The activation of pro matrix metalloproteinases (MMPs) by sequential proteolysis of the propeptide blocking the active site cleft is regarded as one of the key levels of regulation of these proteinases. Potential physiological mechanisms including cell-associated plasmin generation by urokinase-like plasminogen activator, or the action of cell surface MT1-MMPs appear to be involved in the initiation of cascades of pro MMP activation. Gelatinase A, collagenase 3 and gelatinase B may be activated by MT-MMP based mechanisms, as evidenced by both biochemical and cell based studies. Hence the regulation of MT-MMPs themselves becomes critical to the determination of MMP activity. This includes activation, assembly at the cell surfaces as TIMP-2 complexes and subsequent inactivation by proteolysis or TIMP inhibition.

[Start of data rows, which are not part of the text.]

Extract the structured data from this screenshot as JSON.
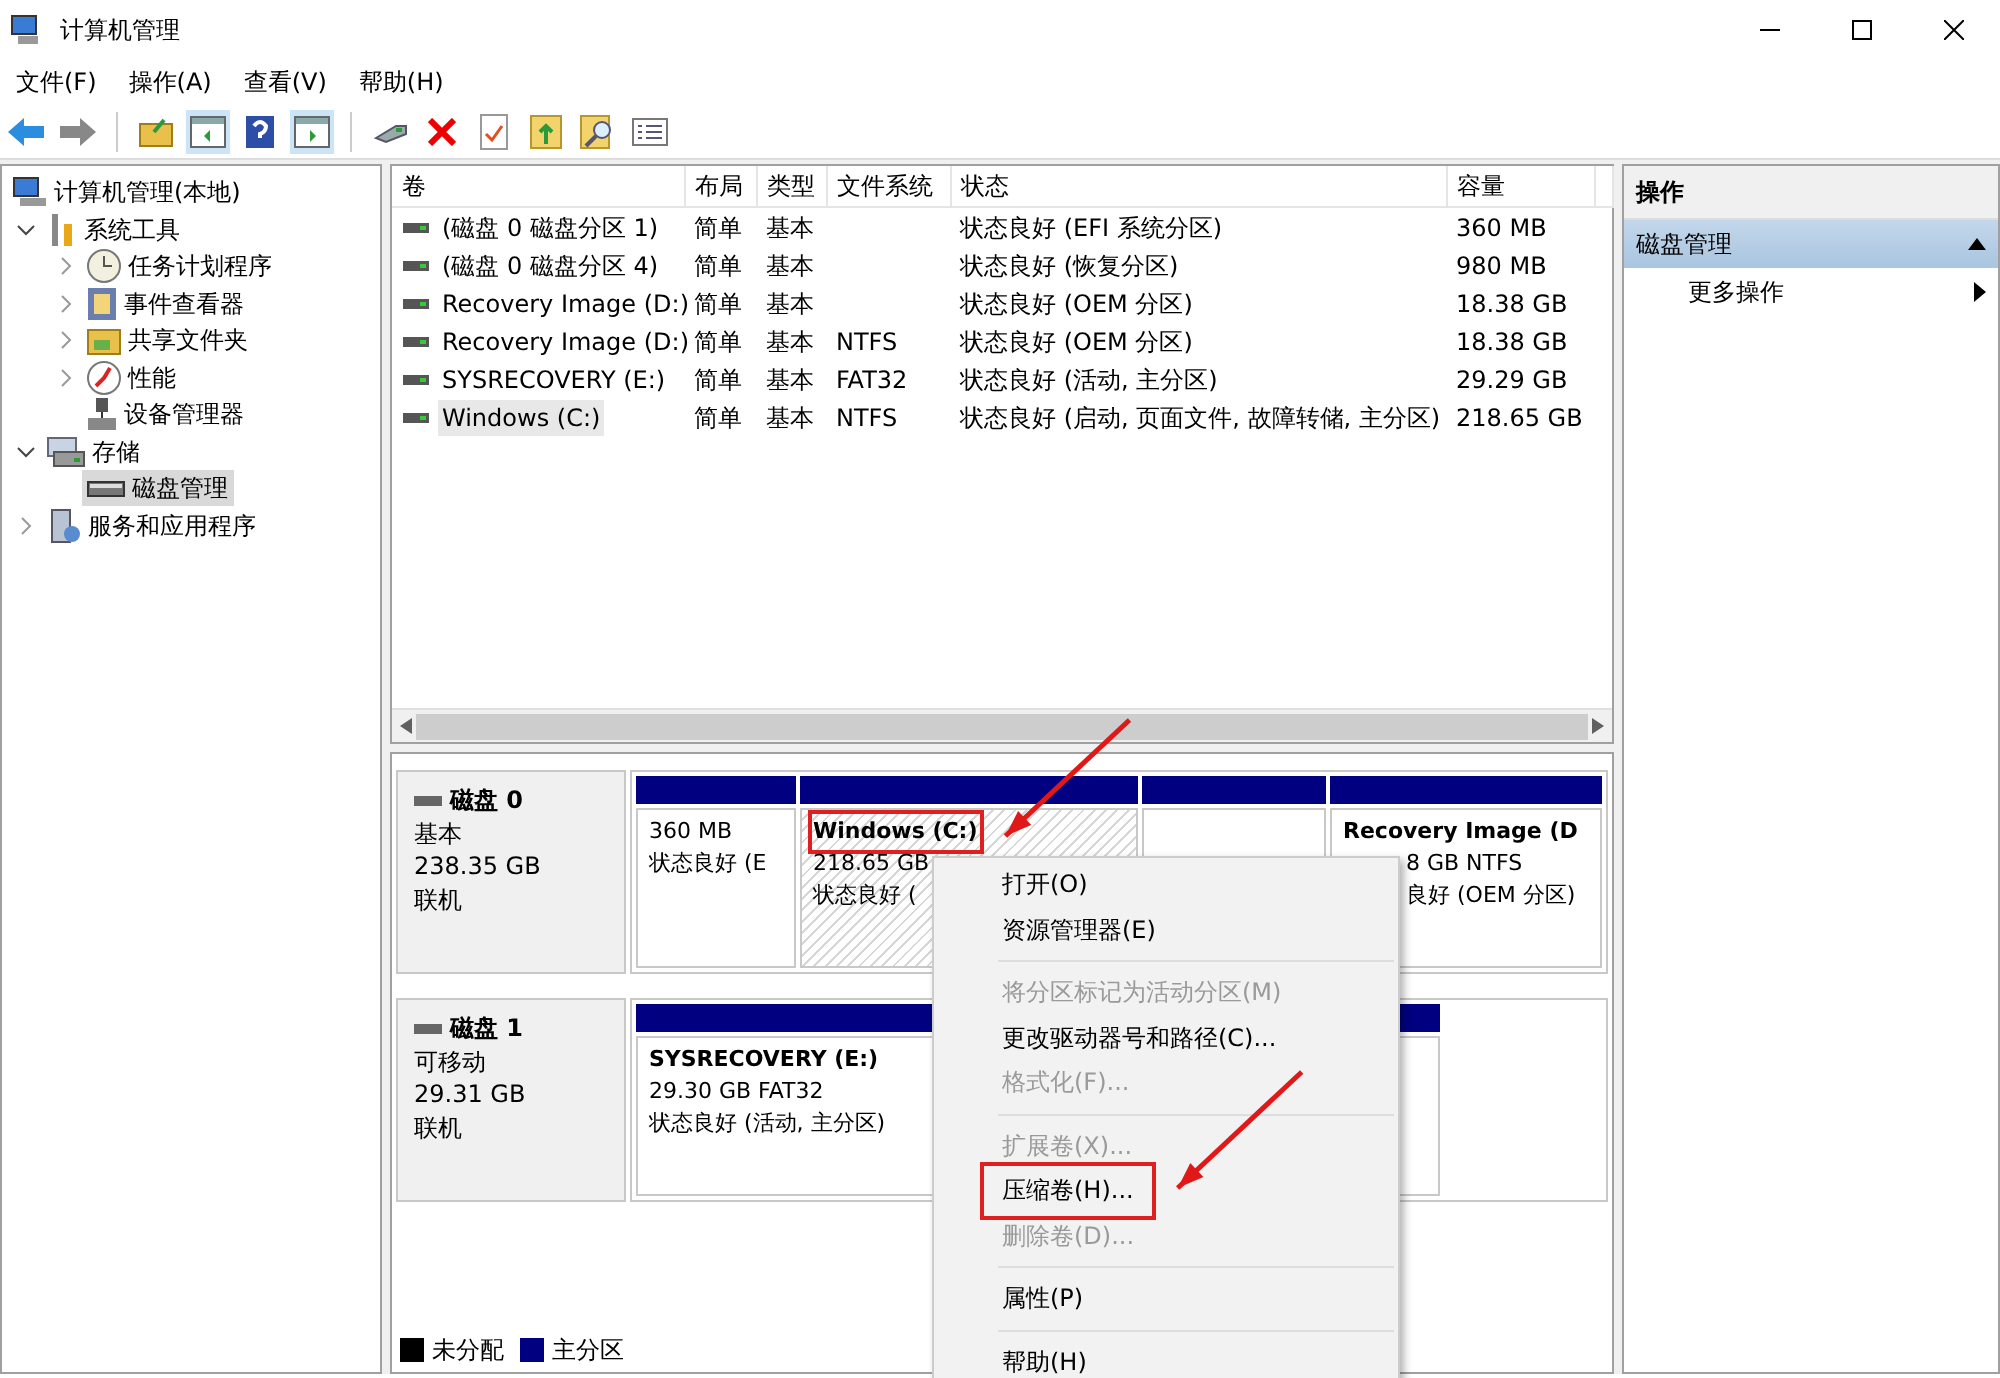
{
  "window": {
    "title": "计算机管理"
  },
  "menu_bar": [
    "文件(F)",
    "操作(A)",
    "查看(V)",
    "帮助(H)"
  ],
  "tree": [
    {
      "label": "计算机管理(本地)",
      "selected": false,
      "children": [
        {
          "label": "系统工具",
          "expanded": true,
          "selected": false,
          "children": [
            {
              "label": "任务计划程序",
              "expanded": false,
              "selected": false
            },
            {
              "label": "事件查看器",
              "expanded": false,
              "selected": false
            },
            {
              "label": "共享文件夹",
              "expanded": false,
              "selected": false
            },
            {
              "label": "性能",
              "expanded": false,
              "selected": false
            },
            {
              "label": "设备管理器",
              "selected": false
            }
          ]
        },
        {
          "label": "存储",
          "expanded": true,
          "selected": false,
          "children": [
            {
              "label": "磁盘管理",
              "selected": true
            }
          ]
        },
        {
          "label": "服务和应用程序",
          "expanded": false,
          "selected": false
        }
      ]
    }
  ],
  "volumes": {
    "columns": [
      "卷",
      "布局",
      "类型",
      "文件系统",
      "状态",
      "容量"
    ],
    "rows": [
      {
        "cells": [
          "(磁盘 0 磁盘分区 1)",
          "简单",
          "基本",
          "",
          "状态良好 (EFI 系统分区)",
          "360 MB"
        ],
        "selected": false
      },
      {
        "cells": [
          "(磁盘 0 磁盘分区 4)",
          "简单",
          "基本",
          "",
          "状态良好 (恢复分区)",
          "980 MB"
        ],
        "selected": false
      },
      {
        "cells": [
          "Recovery Image (D:)",
          "简单",
          "基本",
          "",
          "状态良好 (OEM 分区)",
          "18.38 GB"
        ],
        "selected": false
      },
      {
        "cells": [
          "Recovery Image (D:)",
          "简单",
          "基本",
          "NTFS",
          "状态良好 (OEM 分区)",
          "18.38 GB"
        ],
        "selected": false
      },
      {
        "cells": [
          "SYSRECOVERY (E:)",
          "简单",
          "基本",
          "FAT32",
          "状态良好 (活动, 主分区)",
          "29.29 GB"
        ],
        "selected": false
      },
      {
        "cells": [
          "Windows (C:)",
          "简单",
          "基本",
          "NTFS",
          "状态良好 (启动, 页面文件, 故障转储, 主分区)",
          "218.65 GB"
        ],
        "selected": true
      }
    ]
  },
  "disks": [
    {
      "name": "磁盘 0",
      "type": "基本",
      "size": "238.35 GB",
      "status": "联机",
      "partitions": [
        {
          "size": "360 MB",
          "status": "状态良好 (E",
          "selected": false
        },
        {
          "label": "Windows  (C:)",
          "size": "218.65 GB",
          "status": "状态良好 (",
          "selected": true,
          "highlighted": true
        },
        {
          "selected": false
        },
        {
          "label": "Recovery Image  (D",
          "size": "8 GB NTFS",
          "status": "良好 (OEM 分区)",
          "selected": false
        }
      ]
    },
    {
      "name": "磁盘 1",
      "type": "可移动",
      "size": "29.31 GB",
      "status": "联机",
      "partitions": [
        {
          "label": "SYSRECOVERY  (E:)",
          "size": "29.30 GB FAT32",
          "status": "状态良好 (活动, 主分区)",
          "selected": false
        }
      ]
    }
  ],
  "legend": [
    {
      "label": "未分配",
      "color": "#000000"
    },
    {
      "label": "主分区",
      "color": "#000080"
    }
  ],
  "actions": {
    "title": "操作",
    "sections": [
      {
        "label": "磁盘管理",
        "expanded": true,
        "items": [
          "更多操作"
        ]
      }
    ]
  },
  "context_menu": [
    {
      "kind": "item",
      "label": "打开(O)",
      "disabled": false
    },
    {
      "kind": "item",
      "label": "资源管理器(E)",
      "disabled": false
    },
    {
      "kind": "separator"
    },
    {
      "kind": "item",
      "label": "将分区标记为活动分区(M)",
      "disabled": true
    },
    {
      "kind": "item",
      "label": "更改驱动器号和路径(C)...",
      "disabled": false
    },
    {
      "kind": "item",
      "label": "格式化(F)...",
      "disabled": true
    },
    {
      "kind": "separator"
    },
    {
      "kind": "item",
      "label": "扩展卷(X)...",
      "disabled": true
    },
    {
      "kind": "item",
      "label": "压缩卷(H)...",
      "disabled": false,
      "highlighted": true
    },
    {
      "kind": "item",
      "label": "删除卷(D)...",
      "disabled": true
    },
    {
      "kind": "separator"
    },
    {
      "kind": "item",
      "label": "属性(P)",
      "disabled": false
    },
    {
      "kind": "separator"
    },
    {
      "kind": "item",
      "label": "帮助(H)",
      "disabled": false
    }
  ]
}
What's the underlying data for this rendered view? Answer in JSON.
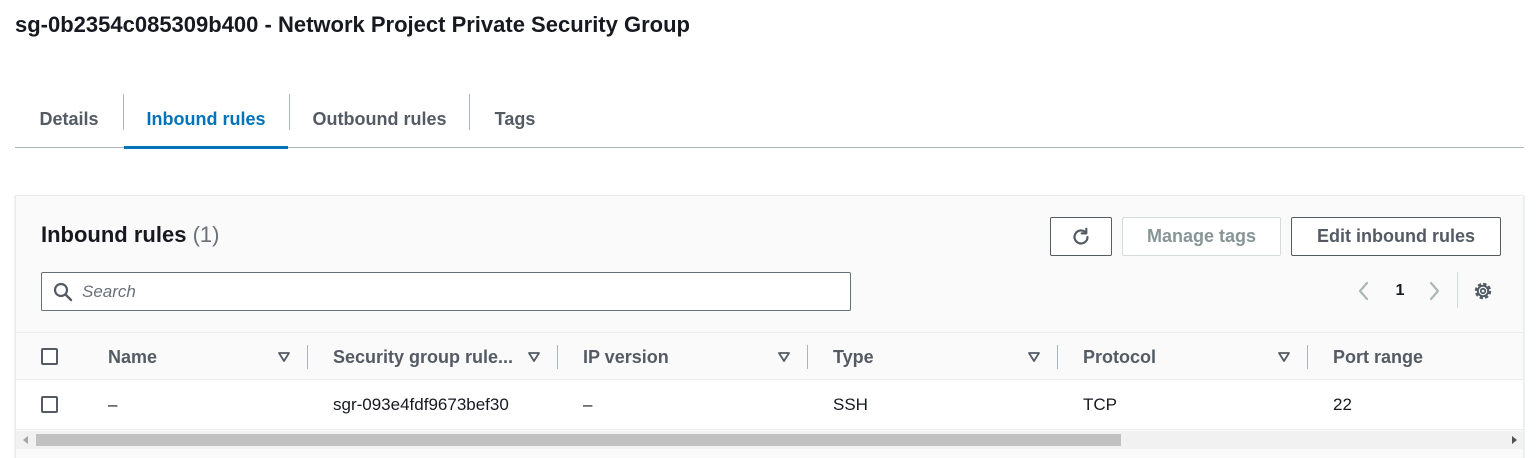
{
  "page": {
    "title": "sg-0b2354c085309b400 - Network Project Private Security Group"
  },
  "tabs": [
    {
      "label": "Details",
      "active": false
    },
    {
      "label": "Inbound rules",
      "active": true
    },
    {
      "label": "Outbound rules",
      "active": false
    },
    {
      "label": "Tags",
      "active": false
    }
  ],
  "panel": {
    "title": "Inbound rules",
    "count": "(1)",
    "buttons": {
      "refresh_icon": "refresh-icon",
      "manage_tags": "Manage tags",
      "edit_inbound_rules": "Edit inbound rules"
    },
    "search": {
      "placeholder": "Search",
      "value": ""
    },
    "pagination": {
      "current_page": "1"
    }
  },
  "table": {
    "columns": [
      "Name",
      "Security group rule...",
      "IP version",
      "Type",
      "Protocol",
      "Port range"
    ],
    "rows": [
      {
        "name": "–",
        "security_group_rule": "sgr-093e4fdf9673bef30",
        "ip_version": "–",
        "type": "SSH",
        "protocol": "TCP",
        "port_range": "22"
      }
    ]
  },
  "colors": {
    "accent": "#0073bb",
    "text": "#16191f",
    "muted": "#545b64",
    "disabled": "#879596"
  }
}
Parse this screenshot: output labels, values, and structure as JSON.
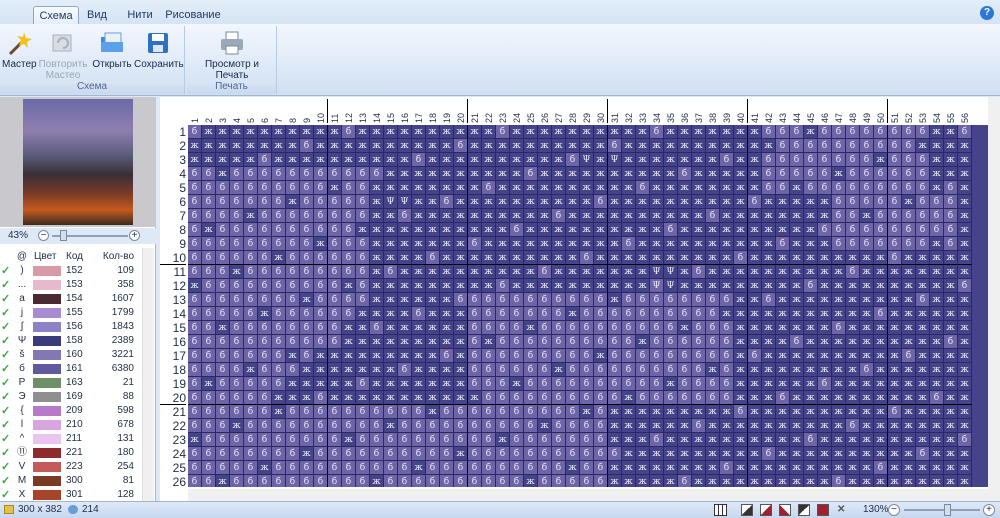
{
  "tabs": [
    "Схема",
    "Вид",
    "Нити",
    "Рисование"
  ],
  "ribbon": {
    "scheme_buttons": [
      "Мастер",
      "Повторить Мастео",
      "Открыть",
      "Сохранить"
    ],
    "scheme_group": "Схема",
    "print_button": "Просмотр и Печать",
    "print_group": "Печать"
  },
  "preview": {
    "zoom": "43%"
  },
  "legend": {
    "headers": {
      "symbol": "@",
      "color": "Цвет",
      "code": "Код",
      "count": "Кол-во"
    },
    "rows": [
      {
        "sym": ")",
        "color": "#d89aa6",
        "code": "152",
        "count": "109"
      },
      {
        "sym": "...",
        "color": "#e8b9cc",
        "code": "153",
        "count": "358"
      },
      {
        "sym": "a",
        "color": "#4a2a2e",
        "code": "154",
        "count": "1607"
      },
      {
        "sym": "j",
        "color": "#a88bd0",
        "code": "155",
        "count": "1799"
      },
      {
        "sym": "∫",
        "color": "#8d82c7",
        "code": "156",
        "count": "1843"
      },
      {
        "sym": "Ψ",
        "color": "#3b3a7a",
        "code": "158",
        "count": "2389"
      },
      {
        "sym": "š",
        "color": "#8378b4",
        "code": "160",
        "count": "3221"
      },
      {
        "sym": "б",
        "color": "#5f5aa0",
        "code": "161",
        "count": "6380"
      },
      {
        "sym": "P",
        "color": "#6d8f6a",
        "code": "163",
        "count": "21"
      },
      {
        "sym": "Э",
        "color": "#8f8f8f",
        "code": "169",
        "count": "88"
      },
      {
        "sym": "{",
        "color": "#b87ac8",
        "code": "209",
        "count": "598"
      },
      {
        "sym": "l",
        "color": "#d9a5e0",
        "code": "210",
        "count": "678"
      },
      {
        "sym": "^",
        "color": "#eac3ee",
        "code": "211",
        "count": "131"
      },
      {
        "sym": "⑪",
        "color": "#8c2a2e",
        "code": "221",
        "count": "180"
      },
      {
        "sym": "V",
        "color": "#c45a5a",
        "code": "223",
        "count": "254"
      },
      {
        "sym": "M",
        "color": "#7a3a24",
        "code": "300",
        "count": "81"
      },
      {
        "sym": "X",
        "color": "#a8442a",
        "code": "301",
        "count": "128"
      }
    ]
  },
  "status": {
    "size": "300 x 382",
    "colors": "214",
    "zoom": "130%"
  },
  "colors": {
    "grid_bg": "#45438a",
    "light_cell": "#6e64a8",
    "accent": "#2d78d6"
  },
  "grid": {
    "rows": [
      "1",
      "2",
      "3",
      "4",
      "5",
      "6",
      "7",
      "8",
      "9",
      "10",
      "11",
      "12",
      "13",
      "14",
      "15",
      "16",
      "17",
      "18",
      "19",
      "20",
      "21",
      "22",
      "23",
      "24",
      "25",
      "26"
    ],
    "cols": [
      "1",
      "2",
      "3",
      "4",
      "5",
      "6",
      "7",
      "8",
      "9",
      "10",
      "11",
      "12",
      "13",
      "14",
      "15",
      "16",
      "17",
      "18",
      "19",
      "20",
      "21",
      "22",
      "23",
      "24",
      "25",
      "26",
      "27",
      "28",
      "29",
      "30",
      "31",
      "32",
      "33",
      "34",
      "35",
      "36",
      "37",
      "38",
      "39",
      "40",
      "41",
      "42",
      "43",
      "44",
      "45",
      "46",
      "47",
      "48",
      "49",
      "50",
      "51",
      "52",
      "53",
      "54",
      "55",
      "56"
    ],
    "symbols": {
      "dark": "ж",
      "light": "б",
      "special": "Ψ"
    }
  }
}
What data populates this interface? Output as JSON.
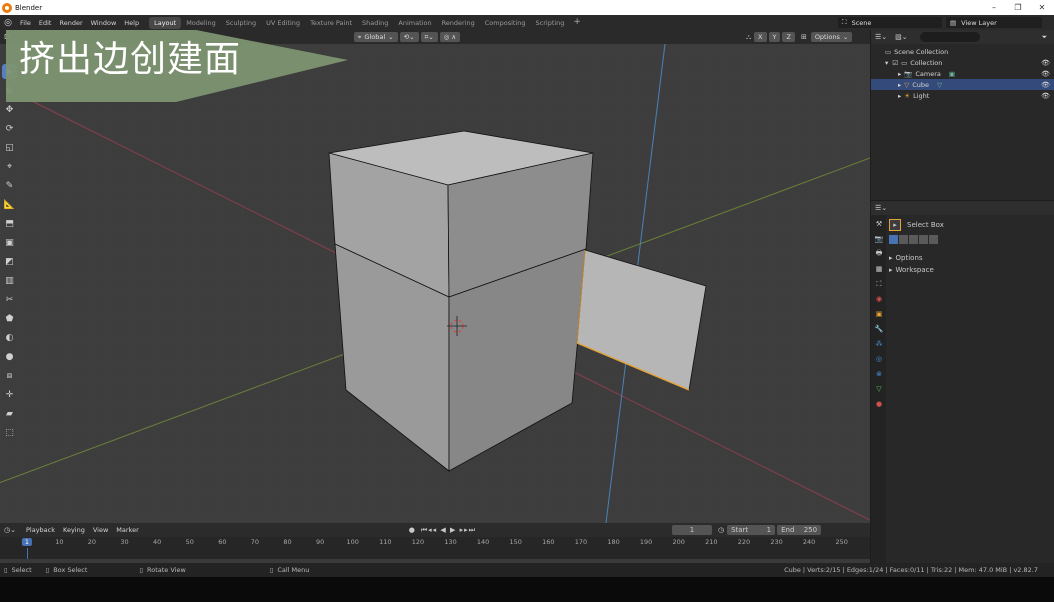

We have assessed the effect of fibronectin and laminin-1 on the expression of molecules involved in the activation pathway of MMP-2, a key proteinase in tissue remodelling. HT1080 fibrosarcoma cells cultured on fibronectin were shown to activate endogenous MMP-2, to a level comparable with that elicited by treatment with phorbol ester. In contrast, the MMP-2 expressed by HT1080 cells cultured on laminin-1 was mainly in the pro- (inactive form). Culture of the cells on peptide fragments of fibronectin derived from the central cell binding domain also promoted MMP-2 activation, indicating that signals via fibronectin binding to integrin receptors may be involved. HT1080 cells cultured on immobilised antibodies to the alpha5 and beta1 integrin subunits secreted levels of active MMP-2 similar to those observed for full length fibronectin, whereas cells cultured on an antibody to the alpha6 integrin subunit secreted mainly proMMP-2. The data demonstrate that the activation of MMP-2 by HT1080 cells is regulated by the nature of the extracellular matrix, and that signals via the alpha5beta1 integrin receptor may be involved in the fibronectin induced up-regulation of MMP-2 activation. We then assessed the effect of fibronectin on the components of the putative MT1-MMP/TIMP-2 'receptor' complex implicated in MMP-2 activation. Levels of TIMP-2 protein expressed by HT1080 cells did not vary detectably between cells cultured on fibronectin or laminin-1. However, the expression of MT1-MMP protein was up-regulated when the cells were cultured on fibronectin, which could be attributed to an increase in levels of a truncated 45 kDa form. Parallel studies using gelatin zymography demonstrated that the up-regulation of the production of the 45 kDa band was concomitant with MMP-2 activation. Inhibitor studies revealed that the truncation of MT1-MMP to a 45 kDa form is MMP mediated, although not inhibited by TIMP-1. In vitro, the 45 kDa form could be generated by cleavage of membrane-bound native MT1-MMP with several recombinant MMPs, including both active MT1-MMP and MMP-2. The implication that either MMP-2 or MT1-MMP can process MT1-MMP to 45 kDa, raises the possibility that truncation of MT1-MMP represents a self-regulatory end-point in the activation pathway of MMP-2.